Nous passons chaque jour devant ces monuments sans les voir ! Pourtant leurs enseignes vocifèrent dans les nuits urbaines et les proues majestueuses de ces vaisseaux de béton se dressent fièrement au bord des fleuves automobiles.
Nous fréquentons régulièrement ces refuges sans vraiment nous y intéresser. Pourtant ces lieux transparents et obligatoires pour automates déshumanisés ont réussi à nous capturer.
Au début, nous nous contentions de venir y puiser le breuvage fossile nécessaire à nos montures. La pause obligatoire est devenue halte. Désormais, nous buvons là notre café. Nous y achetons le pain, le croissant, et le quotidien. Nous y croisons des proches, y espérons des rencontres. Parfois même, nous y donnons rendez-vous. Mieux, en période de migration, il nous arrive d’y dormir, station assise.

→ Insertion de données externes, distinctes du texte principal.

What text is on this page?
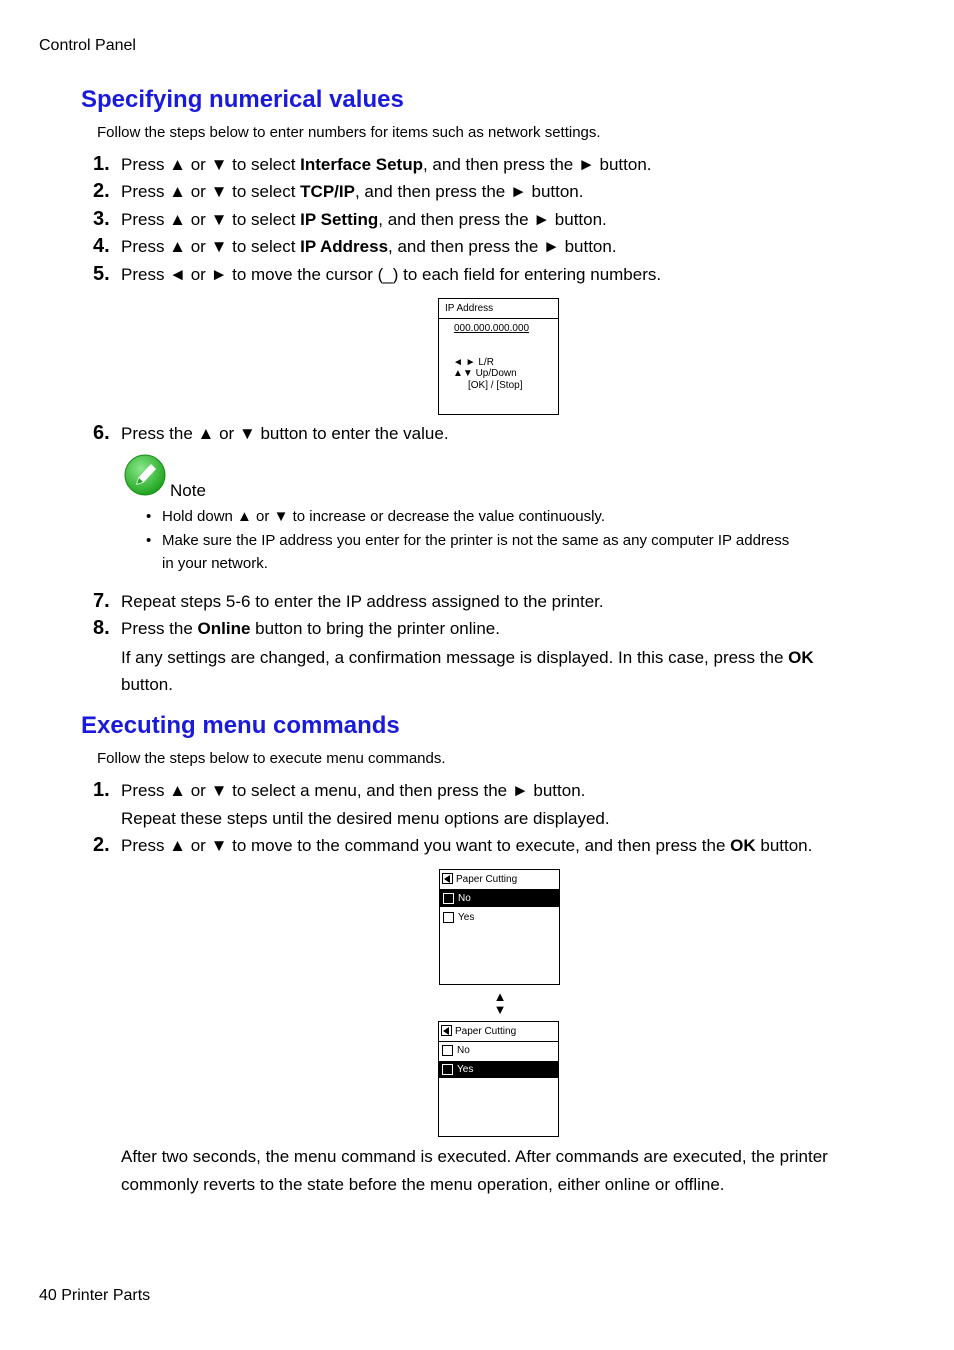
Control Panel
40 Printer Parts
Specifying numerical values
Follow the steps below to enter numbers for items such as network settings.
1. Press ▲ or ▼ to select Interface Setup, and then press the ► button.
2. Press ▲ or ▼ to select TCP/IP, and then press the ► button.
3. Press ▲ or ▼ to select IP Setting, and then press the ► button.
4. Press ▲ or ▼ to select IP Address, and then press the ► button.
5. Press ◄ or ► to move the cursor (_) to each field for entering numbers.
IP Address
000.000.000.000
◄ ► L/R
▲▼ Up/Down
[OK] / [Stop]
6. Press the ▲ or ▼ button to enter the value.
Note
• Hold down ▲ or ▼ to increase or decrease the value continuously.
• Make sure the IP address you enter for the printer is not the same as any computer IP address
in your network.
7. Repeat steps 5-6 to enter the IP address assigned to the printer.
8. Press the Online button to bring the printer online.
If any settings are changed, a confirmation message is displayed. In this case, press the OK
button.
Executing menu commands
Follow the steps below to execute menu commands.
1. Press ▲ or ▼ to select a menu, and then press the ► button.
Repeat these steps until the desired menu options are displayed.
2. Press ▲ or ▼ to move to the command you want to execute, and then press the OK button.
Paper Cutting
No
Yes
▲
▼
Paper Cutting
No
Yes
After two seconds, the menu command is executed. After commands are executed, the printer
commonly reverts to the state before the menu operation, either online or offline.
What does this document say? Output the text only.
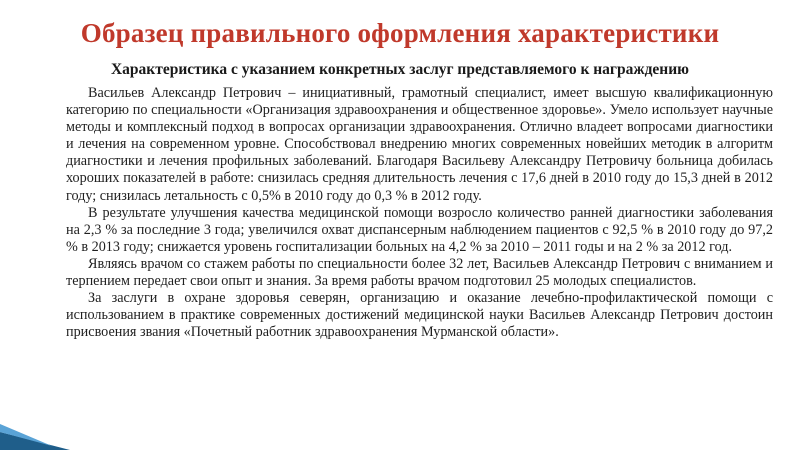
Образец правильного оформления характеристики
Характеристика с указанием конкретных заслуг представляемого к награждению

Васильев Александр Петрович – инициативный, грамотный специалист, имеет высшую квалификационную категорию по специальности «Организация здравоохранения и общественное здоровье». Умело использует научные методы и комплексный подход в вопросах организации здравоохранения. Отлично владеет вопросами диагностики и лечения на современном уровне. Способствовал внедрению многих современных новейших методик в алгоритм диагностики и лечения профильных заболеваний. Благодаря Васильеву Александру Петровичу больница добилась хороших показателей в работе: снизилась средняя длительность лечения с 17,6 дней в 2010 году до 15,3 дней в 2012 году; снизилась летальность с 0,5% в 2010 году до 0,3 % в 2012 году.

В результате улучшения качества медицинской помощи возросло количество ранней диагностики заболевания на 2,3 % за последние 3 года; увеличился охват диспансерным наблюдением пациентов с 92,5 % в 2010 году до 97,2 % в 2013 году; снижается уровень госпитализации больных на 4,2 % за 2010 – 2011 годы и на 2 % за 2012 год.

Являясь врачом со стажем работы по специальности более 32 лет, Васильев Александр Петрович с вниманием и терпением передает свои опыт и знания. За время работы врачом подготовил 25 молодых специалистов.

За заслуги в охране здоровья северян, организацию и оказание лечебно-профилактической помощи с использованием в практике современных достижений медицинской науки Васильев Александр Петрович достоин присвоения звания «Почетный работник здравоохранения Мурманской области».
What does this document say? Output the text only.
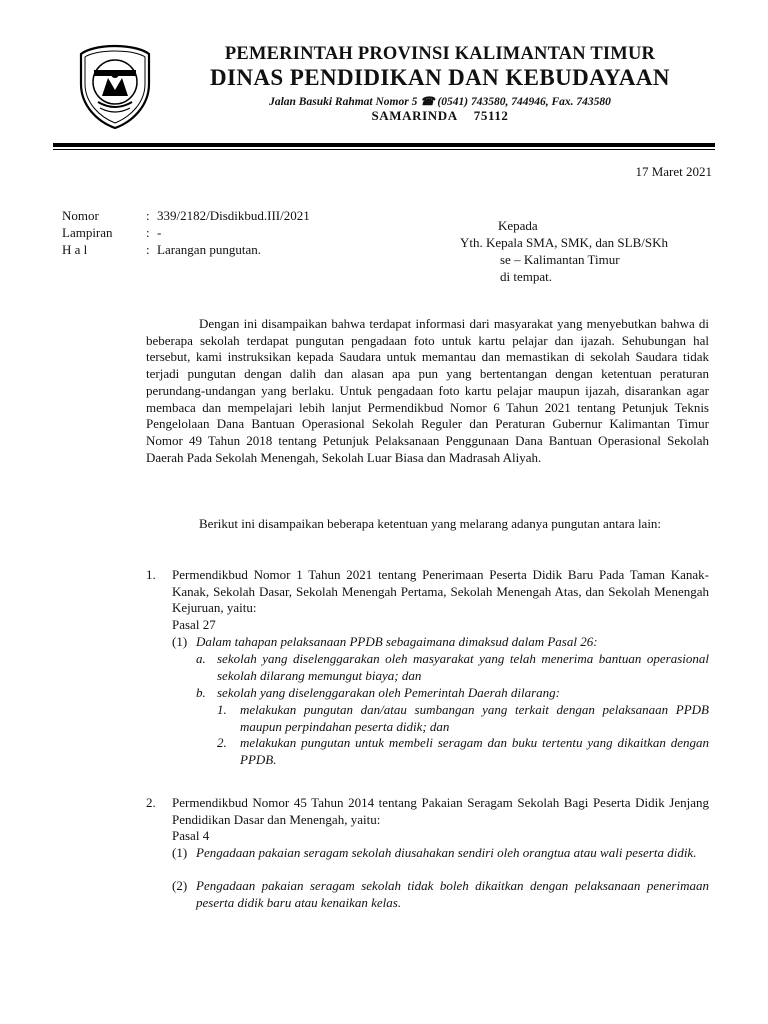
PEMERINTAH PROVINSI KALIMANTAN TIMUR
DINAS PENDIDIKAN DAN KEBUDAYAAN
Jalan Basuki Rahmat Nomor 5 ☎ (0541) 743580, 744946, Fax. 743580
SAMARINDA 75112
17 Maret 2021
Nomor	: 339/2182/Disdikbud.III/2021
Lampiran	: -
H a l	: Larangan pungutan.
Kepada
Yth. Kepala SMA, SMK, dan SLB/SKh
se – Kalimantan Timur
di tempat.
Dengan ini disampaikan bahwa terdapat informasi dari masyarakat yang menyebutkan bahwa di beberapa sekolah terdapat pungutan pengadaan foto untuk kartu pelajar dan ijazah. Sehubungan hal tersebut, kami instruksikan kepada Saudara untuk memantau dan memastikan di sekolah Saudara tidak terjadi pungutan dengan dalih dan alasan apa pun yang bertentangan dengan ketentuan peraturan perundang-undangan yang berlaku. Untuk pengadaan foto kartu pelajar maupun ijazah, disarankan agar membaca dan mempelajari lebih lanjut Permendikbud Nomor 6 Tahun 2021 tentang Petunjuk Teknis Pengelolaan Dana Bantuan Operasional Sekolah Reguler dan Peraturan Gubernur Kalimantan Timur Nomor 49 Tahun 2018 tentang Petunjuk Pelaksanaan Penggunaan Dana Bantuan Operasional Sekolah Daerah Pada Sekolah Menengah, Sekolah Luar Biasa dan Madrasah Aliyah.
Berikut ini disampaikan beberapa ketentuan yang melarang adanya pungutan antara lain:
1. Permendikbud Nomor 1 Tahun 2021 tentang Penerimaan Peserta Didik Baru Pada Taman Kanak-Kanak, Sekolah Dasar, Sekolah Menengah Pertama, Sekolah Menengah Atas, dan Sekolah Menengah Kejuruan, yaitu:
Pasal 27
(1) Dalam tahapan pelaksanaan PPDB sebagaimana dimaksud dalam Pasal 26:
a. sekolah yang diselenggarakan oleh masyarakat yang telah menerima bantuan operasional sekolah dilarang memungut biaya; dan
b. sekolah yang diselenggarakan oleh Pemerintah Daerah dilarang:
1. melakukan pungutan dan/atau sumbangan yang terkait dengan pelaksanaan PPDB maupun perpindahan peserta didik; dan
2. melakukan pungutan untuk membeli seragam dan buku tertentu yang dikaitkan dengan PPDB.
2. Permendikbud Nomor 45 Tahun 2014 tentang Pakaian Seragam Sekolah Bagi Peserta Didik Jenjang Pendidikan Dasar dan Menengah, yaitu:
Pasal 4
(1) Pengadaan pakaian seragam sekolah diusahakan sendiri oleh orangtua atau wali peserta didik.
(2) Pengadaan pakaian seragam sekolah tidak boleh dikaitkan dengan pelaksanaan penerimaan peserta didik baru atau kenaikan kelas.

Postmodernes urbanités, éphémères échanges, relents d’humanité entre irisements des flaques d’eau et gaz d’échappement. Ces temples urbains dédiés aux dieux du pétrole et de l’automobile sont devenus des lieux de vie, des bouts de cité posés un peu plus loin au bord d’une route par la marée urbaine. Places de village sans églises, cafés du commerce sans poivrots, épiceries sans épicière, les stations services font partie de nos vies et de nos villes. Elles se sont affirmées en même temps qu’elles s’effaçaient, intégrées à nos parcours quotidiens. Voyantes et invisibles. Urbaines oasis pour nomades postmodernes.
Ouvertes en continu, 24h/24, elles sont la ville, l’ultime repère qui subsiste le long des axes quand passé 22 heures, tout est sombre aux alentours. On trouve de tout et à toute heure dans les rayons lumineux, le meilleur comme le pire, du casse-croûte mou aux pantoufles molletonnées de routiers en passant par une kyrielle de produits régionaux en guise de faux souvenirs.

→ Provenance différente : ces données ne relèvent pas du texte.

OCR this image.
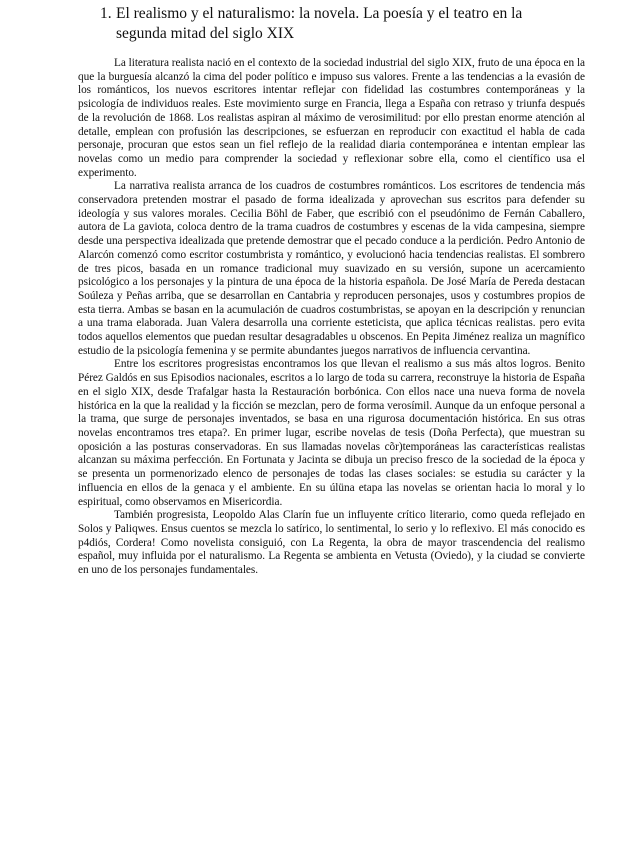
1. El realismo y el naturalismo: la novela. La poesía y el teatro en la
segunda mitad del siglo XIX

La literatura realista nació en el contexto de la sociedad industrial del siglo XIX, fruto de una época en la que la burguesía alcanzó la cima del poder político e impuso sus valores. Frente a las tendencias a la evasión de los románticos, los nuevos escritores intentar reflejar con fidelidad las costumbres contemporáneas y la psicología de individuos reales. Este movimiento surge en Francia, llega a España con retraso y triunfa después de la revolución de 1868. Los realistas aspiran al máximo de verosimilitud: por ello prestan enorme atención al detalle, emplean con profusión las descripciones, se esfuerzan en reproducir con exactitud el habla de cada personaje, procuran que estos sean un fiel reflejo de la realidad diaria contemporánea e intentan emplear las novelas como un medio para comprender la sociedad y reflexionar sobre ella, como el científico usa el experimento.

La narrativa realista arranca de los cuadros de costumbres románticos. Los escritores de tendencia más conservadora pretenden mostrar el pasado de forma idealizada y aprovechan sus escritos para defender su ideología y sus valores morales. Cecilia Böhl de Faber, que escribió con el pseudónimo de Fernán Caballero, autora de La gaviota, coloca dentro de la trama cuadros de costumbres y escenas de la vida campesina, siempre desde una perspectiva idealizada que pretende demostrar que el pecado conduce a la perdición. Pedro Antonio de Alarcón comenzó como escritor costumbrista y romántico, y evolucionó hacia tendencias realistas. El sombrero de tres picos, basada en un romance tradicional muy suavizado en su versión, supone un acercamiento psicológico a los personajes y la pintura de una época de la historia española. De José María de Pereda destacan Soúleza y Peñas arriba, que se desarrollan en Cantabria y reproducen personajes, usos y costumbres propios de esta tierra. Ambas se basan en la acumulación de cuadros costumbristas, se apoyan en la descripción y renuncian a una trama elaborada. Juan Valera desarrolla una corriente esteticista, que aplica técnicas realistas. pero evita todos aquellos elementos que puedan resultar desagradables u obscenos. En Pepita Jiménez realiza un magnífico estudio de la psicología femenina y se permite abundantes juegos narrativos de influencia cervantina.

Entre los escritores progresistas encontramos los que llevan el realismo a sus más altos logros. Benito Pérez Galdós en sus Episodios nacionales, escritos a lo largo de toda su carrera, reconstruye la historia de España en el siglo XIX, desde Trafalgar hasta la Restauración borbónica. Con ellos nace una nueva forma de novela histórica en la que la realidad y la ficción se mezclan, pero de forma verosímil. Aunque da un enfoque personal a la trama, que surge de personajes inventados, se basa en una rigurosa documentación histórica. En sus otras novelas encontramos tres etapa?. En primer lugar, escribe novelas de tesis (Doña Perfecta), que muestran su oposición a las posturas conservadoras. En sus llamadas novelas cõr)temporáneas las características realistas alcanzan su máxima perfección. En Fortunata y Jacinta se dibuja un preciso fresco de la sociedad de la época y se presenta un pormenorizado elenco de personajes de todas las clases sociales: se estudia su carácter y la influencia en ellos de la genaca y el ambiente. En su úlüna etapa las novelas se orientan hacia lo moral y lo espiritual, como observamos en Misericordia.

También progresista, Leopoldo Alas Clarín fue un influyente crítico literario, como queda reflejado en Solos y Paliqwes. Ensus cuentos se mezcla lo satírico, lo sentimental, lo serio y lo reflexivo. El más conocido es p4diós, Cordera! Como novelista consiguió, con La Regenta, la obra de mayor trascendencia del realismo español, muy influida por el naturalismo. La Regenta se ambienta en Vetusta (Oviedo), y la ciudad se convierte en uno de los personajes fundamentales.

A force d’imiter la ville, à force de la doubler et de la contourner, la station a parfois fini par la remplacer. Aux endroits stratégiques de la ville en mouvement, leurs singuliers totems affichent la couleur et les prix à la pompe. Les stations service font partie du paysage. Mieux, les urbaines oasis et les voies qui les irriguent font le paysage.
Il suffirait qu’elles disparaissent pour qu’on leur trouve brusquement un intérêt. Il suffirait qu’elles s’effacent, sacrifiées sur l’autel du développement durable, terrassées par le réchauffement climatique, pour que la nostalgie s’installe. Avant que les totems pétroliers ne rejoignent un vulgaire « cimetière des enseignes », avant que les bâtiments ne soient transformés en un improbable « musée de la mobilité », jetons un œil différent sur ces espaces et ces temps d’arrêt. Espaces et temps de peu. Station debout.
C’est le pari de Robert Viola. Une nouvelle fois, la technique du plasticien révèle les temples d’un quotidien urbain que l’on n’ose plus voir. Elle met en désir ce que l’on voudrait banaliser, enchante ce qu’on voulait oublier. Une nouvelle fois, l’artiste pose un regard décalé sur ce qu’on appelait réalité, sur ce qu’on pensait éternité.
Pari gagné ! Sur d’imposants tableaux, il recompose des édifices, des lieux et des paysages sombres en équilibre précaire où éclate la violence de la couleur publicitaire et où s’intronisent les logos de la religion globale. Après les temples de la sidérurgie, les oasis urbaines. Salutaires haltes au bord des flux ou dangereux tourbillon ? Derniers refuges ou nouveaux codes ? Epaves ou futuribles ?
Signaux urbains et phares terrestres, les stations de Robert Viola se dressent au bord de nos chemins comme des vigies. Entre deux mondes, à la frontière entre arrêt et mouvement, passé et présent, elles nous interpellent. Debout.